Too Much or Too Little

I am generally of the mindset that too much government regulation poses the greater risk to the common good and to businesses, but some regulation is necessary. In regard to the 2008 market crash, it’s easy to say more regulation could have alleviated the situation, but the fact that the banks are so centralized and operate with a different set of rules than your average business is the real crux of the issue. Regulation can act to help the common good, like we talked about with food safety standards, or it can hinder the success of businesses, as you may see with unions and the very specified standards imposed by them. At the end of the day, whether regulation helps or hurts depends on what is being regulated and who’s perspective you’re looking through. Regulating the standard needed to apply for a mortgage may anger the investors that can no longer amass fortunes based on shoddy CDOs but may be better for the common good in avoiding another market crash.

PART 2

Preventative Measures

The easiest way the regulations could have prevented the 2008 credit crisis was to set documentation requirements for mortgage lenders. Government should be in the business of helping and protecting people and that means protection from making underinformed life altering financial decisions. There is nuance to what people should and should not be protected. I should be able to do my own research on what noise cancelling headphones I’m purchasing, but a home purchase gone wrong can destroy credit, eat up savings and make people homeless. When the banks are calling the brokers asking for more home loans, brokers will start selling dreams bigger than what the borrower can afford because being handed the keys to a house is an amazing feeling and the last thing a borrower is thinking about on that day is the next mortgage payment.

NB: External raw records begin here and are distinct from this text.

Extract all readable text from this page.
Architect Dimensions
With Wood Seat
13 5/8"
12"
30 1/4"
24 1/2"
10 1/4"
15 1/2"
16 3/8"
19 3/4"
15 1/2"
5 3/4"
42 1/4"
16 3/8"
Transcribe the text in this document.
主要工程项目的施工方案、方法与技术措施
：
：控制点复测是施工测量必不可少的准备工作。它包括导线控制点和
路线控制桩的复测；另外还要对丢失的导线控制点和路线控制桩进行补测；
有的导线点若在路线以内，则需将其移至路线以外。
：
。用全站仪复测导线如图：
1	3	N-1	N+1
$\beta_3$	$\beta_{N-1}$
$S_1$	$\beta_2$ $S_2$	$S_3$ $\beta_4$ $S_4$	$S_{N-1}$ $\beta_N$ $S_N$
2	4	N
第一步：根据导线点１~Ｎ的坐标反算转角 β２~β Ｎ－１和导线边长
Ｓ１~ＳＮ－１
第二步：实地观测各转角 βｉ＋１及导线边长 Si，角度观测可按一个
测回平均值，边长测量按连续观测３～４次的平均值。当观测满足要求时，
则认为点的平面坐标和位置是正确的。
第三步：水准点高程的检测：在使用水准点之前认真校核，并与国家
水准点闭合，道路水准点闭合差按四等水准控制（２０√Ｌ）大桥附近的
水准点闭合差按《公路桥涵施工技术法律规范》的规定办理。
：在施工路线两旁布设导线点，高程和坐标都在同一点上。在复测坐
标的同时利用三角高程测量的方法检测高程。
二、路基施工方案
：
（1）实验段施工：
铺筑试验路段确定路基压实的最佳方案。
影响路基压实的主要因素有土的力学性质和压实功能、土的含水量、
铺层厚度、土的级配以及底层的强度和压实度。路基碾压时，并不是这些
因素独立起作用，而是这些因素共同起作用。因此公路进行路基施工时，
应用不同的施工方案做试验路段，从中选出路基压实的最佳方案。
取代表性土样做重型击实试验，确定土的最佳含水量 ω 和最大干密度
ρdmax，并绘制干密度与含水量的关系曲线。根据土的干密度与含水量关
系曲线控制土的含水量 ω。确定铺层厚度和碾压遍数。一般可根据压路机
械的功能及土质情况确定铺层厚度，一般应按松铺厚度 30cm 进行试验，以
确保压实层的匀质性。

There could have been regulations set on the trade of derivative instruments as well. This would not be a target on any individual company but on the vehicle itself, considering the kinds of risks involved and the effect those risks would have on the value of consumer investments and their homes.

The Same Road to Different Destinations

Too much or too little regulation causes a greater danger to the greater good. Businesses can always adapt to the way they need to conduct business. There are two forces at work between businesses and people. People, in general, want to live happy lives. Businesses on the other hand, are in the business of making profits and the path of least resistance is the road on which business wants to travel. The worst version of that path is the selling of mortgages to consumers who don’t know they are unable to pay back the loan but are living their dream.

I See What You’re Trying To Do

Even when my wife and I were going through the process, the broker was going through the pre-approval process and told us we could get a home at a certain amount. I had done the math and I knew what kind of monthly payment we could afford, and I told the broker that was above what we could afford on a monthly basis. “You don’t want to limit your options before you get started” was the reply.

We ended up in a house that was valued 55% of what we had been pre-approved for and it was near the top of what we could afford.